Keep in mind that you don't necessarily have to choose between the two. So long as your total annual IRA contributions don't exceed the limit, you can fund both a traditional IRA and a Roth.
Why you need an IRA account
If you invest effectively, you can grow great sums of money in all kinds of accounts, but they aren't all tax-advantaged as IRAs are. With a traditional IRA, if you plow $5,000 into it annually for 25 years, you're shielding a total of $125,000 in income from taxation while it grows. And there's a good chance that when you withdraw funds in retirement, you'll be in a lower tax bracket than you are now, so you may take a smaller tax hit than you would have by investing in another vehicle.
With a Roth, getting to grow a big nest egg and having it all be available tax-free is pretty great, too.
Let's run through an example of how much money you can amass over time. We'll be conservative and assume that you contribute $5,000 to a traditional IRA for 20 years, from age 45 to 65. If you invest well and achieve the stock market's long-term average annual growth rate of 10%, you'll end up with $315,000. If you're lucky enough to be able to contribute for 30 years, your account will swell to $905,000.
You can end up with much more -- or much less -- than that example. If you averaged gains of 8% in that hypothetical situation, you'd end up with $612,000 after 30 years. But then, you may well be able to contribute more than $5,000 per year -- and if you can, you should, because even small increases in your contributions can make a huge difference in the long run. The maximum allowable contribution increases every few years or so to keep up with inflation, so keep track of the limits and adjust your contributions accordingly.
Keep in mind that if you're offered matching contributions to a 401(k) at work, then you should invest enough to receive the full match. Then focus on maximizing your IRA account.
Stocks for your IRA account
Another advantage of IRAs is the broad selection of investments they offer. A 401(k) generally offers a limited investment menu, while an IRA account set up at a brokerage will let you park your money in almost any stock or mutual funds. You will simply have more control. It's fine to stick with mutual funds -- especially broad-market index funds, which tend to be inexpensive and also tend to outperform most managed stock funds. But if you want to aim higher, you might consider adding a few stocks to your IRA mix.
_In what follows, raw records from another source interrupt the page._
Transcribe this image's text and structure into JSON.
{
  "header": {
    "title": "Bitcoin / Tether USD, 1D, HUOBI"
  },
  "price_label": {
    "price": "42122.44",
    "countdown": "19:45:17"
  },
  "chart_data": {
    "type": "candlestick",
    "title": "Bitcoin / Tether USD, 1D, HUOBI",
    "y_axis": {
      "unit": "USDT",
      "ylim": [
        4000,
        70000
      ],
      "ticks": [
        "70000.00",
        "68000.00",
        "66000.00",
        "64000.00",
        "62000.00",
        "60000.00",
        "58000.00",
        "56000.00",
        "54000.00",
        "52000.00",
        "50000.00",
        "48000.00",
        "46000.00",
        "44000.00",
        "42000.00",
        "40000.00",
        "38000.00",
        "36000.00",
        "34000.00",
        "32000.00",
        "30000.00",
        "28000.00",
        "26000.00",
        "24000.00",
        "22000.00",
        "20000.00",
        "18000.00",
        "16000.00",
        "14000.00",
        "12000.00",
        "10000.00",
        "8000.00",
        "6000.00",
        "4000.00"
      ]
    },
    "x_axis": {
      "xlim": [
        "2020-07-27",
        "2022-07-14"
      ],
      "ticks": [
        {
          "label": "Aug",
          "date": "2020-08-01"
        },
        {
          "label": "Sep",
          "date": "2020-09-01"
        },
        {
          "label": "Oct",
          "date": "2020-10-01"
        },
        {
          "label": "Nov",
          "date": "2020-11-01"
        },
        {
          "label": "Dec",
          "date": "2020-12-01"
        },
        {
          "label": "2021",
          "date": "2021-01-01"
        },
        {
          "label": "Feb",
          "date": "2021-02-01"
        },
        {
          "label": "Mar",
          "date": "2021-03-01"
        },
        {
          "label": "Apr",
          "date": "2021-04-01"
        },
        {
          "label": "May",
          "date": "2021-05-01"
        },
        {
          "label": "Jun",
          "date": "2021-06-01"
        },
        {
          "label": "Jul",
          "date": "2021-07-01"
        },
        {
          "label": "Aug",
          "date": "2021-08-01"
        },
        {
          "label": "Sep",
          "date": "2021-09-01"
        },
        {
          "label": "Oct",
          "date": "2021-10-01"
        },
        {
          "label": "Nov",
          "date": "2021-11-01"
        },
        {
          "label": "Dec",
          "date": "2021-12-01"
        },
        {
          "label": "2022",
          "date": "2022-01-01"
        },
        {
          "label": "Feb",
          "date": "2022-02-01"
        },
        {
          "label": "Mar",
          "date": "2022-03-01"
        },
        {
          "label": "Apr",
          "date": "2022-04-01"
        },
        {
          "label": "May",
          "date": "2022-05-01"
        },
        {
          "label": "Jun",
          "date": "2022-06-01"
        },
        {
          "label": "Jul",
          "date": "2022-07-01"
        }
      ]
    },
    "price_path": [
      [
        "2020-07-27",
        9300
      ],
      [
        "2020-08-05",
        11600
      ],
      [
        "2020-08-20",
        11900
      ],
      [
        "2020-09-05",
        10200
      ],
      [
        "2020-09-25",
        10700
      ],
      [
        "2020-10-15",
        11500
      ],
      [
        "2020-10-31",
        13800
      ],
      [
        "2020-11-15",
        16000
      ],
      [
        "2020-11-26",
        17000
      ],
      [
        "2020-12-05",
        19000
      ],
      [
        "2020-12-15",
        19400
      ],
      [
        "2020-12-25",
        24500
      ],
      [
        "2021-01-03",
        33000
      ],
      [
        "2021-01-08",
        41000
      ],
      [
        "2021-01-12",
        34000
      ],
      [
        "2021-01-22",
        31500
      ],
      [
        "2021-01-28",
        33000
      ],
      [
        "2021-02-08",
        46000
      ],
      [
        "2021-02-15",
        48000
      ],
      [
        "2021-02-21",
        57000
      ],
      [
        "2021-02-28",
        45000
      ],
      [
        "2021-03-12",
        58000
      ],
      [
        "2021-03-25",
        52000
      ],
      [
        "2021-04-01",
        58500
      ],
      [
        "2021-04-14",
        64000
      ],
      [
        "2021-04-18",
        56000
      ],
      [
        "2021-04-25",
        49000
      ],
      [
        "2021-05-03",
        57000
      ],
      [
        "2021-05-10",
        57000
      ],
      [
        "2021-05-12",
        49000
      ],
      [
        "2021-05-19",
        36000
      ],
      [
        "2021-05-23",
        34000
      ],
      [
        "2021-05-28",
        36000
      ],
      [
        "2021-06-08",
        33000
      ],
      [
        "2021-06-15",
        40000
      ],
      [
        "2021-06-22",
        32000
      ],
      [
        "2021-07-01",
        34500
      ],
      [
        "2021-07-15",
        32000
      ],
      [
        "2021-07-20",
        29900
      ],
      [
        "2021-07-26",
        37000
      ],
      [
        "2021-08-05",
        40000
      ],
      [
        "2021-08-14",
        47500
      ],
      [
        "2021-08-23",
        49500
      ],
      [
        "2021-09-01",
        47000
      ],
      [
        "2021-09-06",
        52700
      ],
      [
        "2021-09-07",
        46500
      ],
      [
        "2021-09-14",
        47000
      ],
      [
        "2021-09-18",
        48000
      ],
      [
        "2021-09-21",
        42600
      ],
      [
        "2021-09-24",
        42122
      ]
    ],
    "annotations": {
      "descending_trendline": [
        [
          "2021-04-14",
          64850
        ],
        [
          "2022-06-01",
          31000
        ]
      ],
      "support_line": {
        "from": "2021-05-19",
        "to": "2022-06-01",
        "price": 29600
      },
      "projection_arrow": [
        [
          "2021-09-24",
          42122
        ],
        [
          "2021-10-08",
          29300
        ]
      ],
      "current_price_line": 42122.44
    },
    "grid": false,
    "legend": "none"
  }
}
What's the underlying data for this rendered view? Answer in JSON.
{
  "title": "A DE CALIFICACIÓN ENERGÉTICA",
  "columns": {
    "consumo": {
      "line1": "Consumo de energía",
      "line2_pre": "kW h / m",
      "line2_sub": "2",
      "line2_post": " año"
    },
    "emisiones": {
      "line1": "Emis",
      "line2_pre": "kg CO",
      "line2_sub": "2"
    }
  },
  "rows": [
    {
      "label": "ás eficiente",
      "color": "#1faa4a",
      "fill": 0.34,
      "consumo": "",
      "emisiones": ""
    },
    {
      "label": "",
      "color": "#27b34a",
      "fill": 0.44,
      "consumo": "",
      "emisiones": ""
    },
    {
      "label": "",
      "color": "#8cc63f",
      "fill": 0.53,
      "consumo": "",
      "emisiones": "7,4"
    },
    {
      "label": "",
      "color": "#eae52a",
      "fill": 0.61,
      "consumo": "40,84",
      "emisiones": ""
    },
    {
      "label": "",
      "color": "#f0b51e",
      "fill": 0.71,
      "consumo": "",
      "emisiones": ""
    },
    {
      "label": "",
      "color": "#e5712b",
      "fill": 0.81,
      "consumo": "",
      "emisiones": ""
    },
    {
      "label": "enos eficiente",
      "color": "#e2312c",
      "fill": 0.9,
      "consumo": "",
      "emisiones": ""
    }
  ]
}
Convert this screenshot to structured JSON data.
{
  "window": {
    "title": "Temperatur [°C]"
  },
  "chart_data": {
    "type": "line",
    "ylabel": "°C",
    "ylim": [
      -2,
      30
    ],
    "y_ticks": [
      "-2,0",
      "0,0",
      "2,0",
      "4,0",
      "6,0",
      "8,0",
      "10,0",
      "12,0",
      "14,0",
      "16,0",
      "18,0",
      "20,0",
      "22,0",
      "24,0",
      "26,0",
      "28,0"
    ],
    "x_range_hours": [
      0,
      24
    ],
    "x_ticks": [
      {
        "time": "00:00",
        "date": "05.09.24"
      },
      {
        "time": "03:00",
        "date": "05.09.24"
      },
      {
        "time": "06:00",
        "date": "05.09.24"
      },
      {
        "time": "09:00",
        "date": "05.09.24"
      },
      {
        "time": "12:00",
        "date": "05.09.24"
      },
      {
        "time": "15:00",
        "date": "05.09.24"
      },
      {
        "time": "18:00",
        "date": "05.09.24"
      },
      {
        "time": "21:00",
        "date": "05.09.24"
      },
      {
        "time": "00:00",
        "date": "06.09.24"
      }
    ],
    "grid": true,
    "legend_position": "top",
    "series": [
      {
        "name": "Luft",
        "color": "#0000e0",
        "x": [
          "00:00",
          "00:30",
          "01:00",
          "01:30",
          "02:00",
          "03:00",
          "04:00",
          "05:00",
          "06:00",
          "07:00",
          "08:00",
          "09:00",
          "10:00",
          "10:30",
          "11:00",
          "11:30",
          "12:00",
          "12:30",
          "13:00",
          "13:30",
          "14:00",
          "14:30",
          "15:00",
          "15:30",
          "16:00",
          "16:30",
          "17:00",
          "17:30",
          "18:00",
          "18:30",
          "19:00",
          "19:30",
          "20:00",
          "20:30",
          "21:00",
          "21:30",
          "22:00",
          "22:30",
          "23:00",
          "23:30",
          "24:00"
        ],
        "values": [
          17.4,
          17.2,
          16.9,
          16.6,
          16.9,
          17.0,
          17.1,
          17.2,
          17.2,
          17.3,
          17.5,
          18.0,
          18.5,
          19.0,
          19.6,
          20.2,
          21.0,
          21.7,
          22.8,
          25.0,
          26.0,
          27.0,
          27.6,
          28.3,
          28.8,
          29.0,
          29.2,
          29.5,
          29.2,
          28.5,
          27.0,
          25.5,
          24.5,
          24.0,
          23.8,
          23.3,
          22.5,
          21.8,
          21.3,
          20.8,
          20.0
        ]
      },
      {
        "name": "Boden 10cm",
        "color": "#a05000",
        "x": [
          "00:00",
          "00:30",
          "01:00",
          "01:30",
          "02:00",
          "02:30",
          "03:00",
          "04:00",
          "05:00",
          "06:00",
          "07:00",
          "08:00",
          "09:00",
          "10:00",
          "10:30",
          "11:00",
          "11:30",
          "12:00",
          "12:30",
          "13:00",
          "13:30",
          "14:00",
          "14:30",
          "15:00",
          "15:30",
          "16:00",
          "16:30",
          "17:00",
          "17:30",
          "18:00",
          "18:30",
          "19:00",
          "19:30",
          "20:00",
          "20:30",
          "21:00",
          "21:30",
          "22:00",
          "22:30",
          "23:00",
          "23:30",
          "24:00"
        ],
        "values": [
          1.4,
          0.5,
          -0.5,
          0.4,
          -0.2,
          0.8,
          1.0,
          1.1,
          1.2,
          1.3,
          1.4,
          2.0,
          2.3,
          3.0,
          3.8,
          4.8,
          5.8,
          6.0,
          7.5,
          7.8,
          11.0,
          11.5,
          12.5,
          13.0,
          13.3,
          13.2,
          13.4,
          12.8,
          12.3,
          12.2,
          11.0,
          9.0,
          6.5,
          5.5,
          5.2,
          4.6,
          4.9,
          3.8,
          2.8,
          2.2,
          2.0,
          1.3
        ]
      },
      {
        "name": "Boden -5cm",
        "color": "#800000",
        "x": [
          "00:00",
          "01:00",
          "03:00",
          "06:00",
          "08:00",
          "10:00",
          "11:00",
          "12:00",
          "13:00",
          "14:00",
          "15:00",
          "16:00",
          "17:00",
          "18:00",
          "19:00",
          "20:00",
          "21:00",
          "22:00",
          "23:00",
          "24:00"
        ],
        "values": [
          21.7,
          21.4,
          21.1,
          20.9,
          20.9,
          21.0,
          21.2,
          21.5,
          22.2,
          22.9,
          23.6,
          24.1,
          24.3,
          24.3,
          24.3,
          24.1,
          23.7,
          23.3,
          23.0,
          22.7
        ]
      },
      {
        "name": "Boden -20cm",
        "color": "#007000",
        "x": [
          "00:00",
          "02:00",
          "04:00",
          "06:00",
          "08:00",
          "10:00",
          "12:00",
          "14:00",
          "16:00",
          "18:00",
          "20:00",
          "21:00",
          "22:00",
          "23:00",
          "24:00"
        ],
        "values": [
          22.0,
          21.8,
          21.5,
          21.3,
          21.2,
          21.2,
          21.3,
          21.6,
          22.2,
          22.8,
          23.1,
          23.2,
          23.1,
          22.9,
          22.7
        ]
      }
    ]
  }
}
A more conservative approach would be to add some blue-chip dividend-payers, such as Johnson & Johnson, The Walt Disney Company, Apple, Microsoft, Procter & Gamble, or AT&T. The best dividend-payers offer both stock-price appreciation and reliable dividend payments that grow over time.
If you can tolerate more risk and especially have many years to go before you retire, you might consider fast-growing stocks with the potential to skyrocket -- or to plummet. Examples would include Chipotle Mexican Grill, Tesla Motors, and The Priceline Group. You'll need to be able to tolerate volatility and be willing to keep up with the companies' progress, lest their performance or prospects deteriorate without your noticing. If you're an active trader who generates a lot of short-term gains, you can avoid big tax hits by doing that trading within a Roth IRA.
You can shape your IRA account in whatever way works best for you. Don't wait to invest and let the power of the IRA account improve your retirement.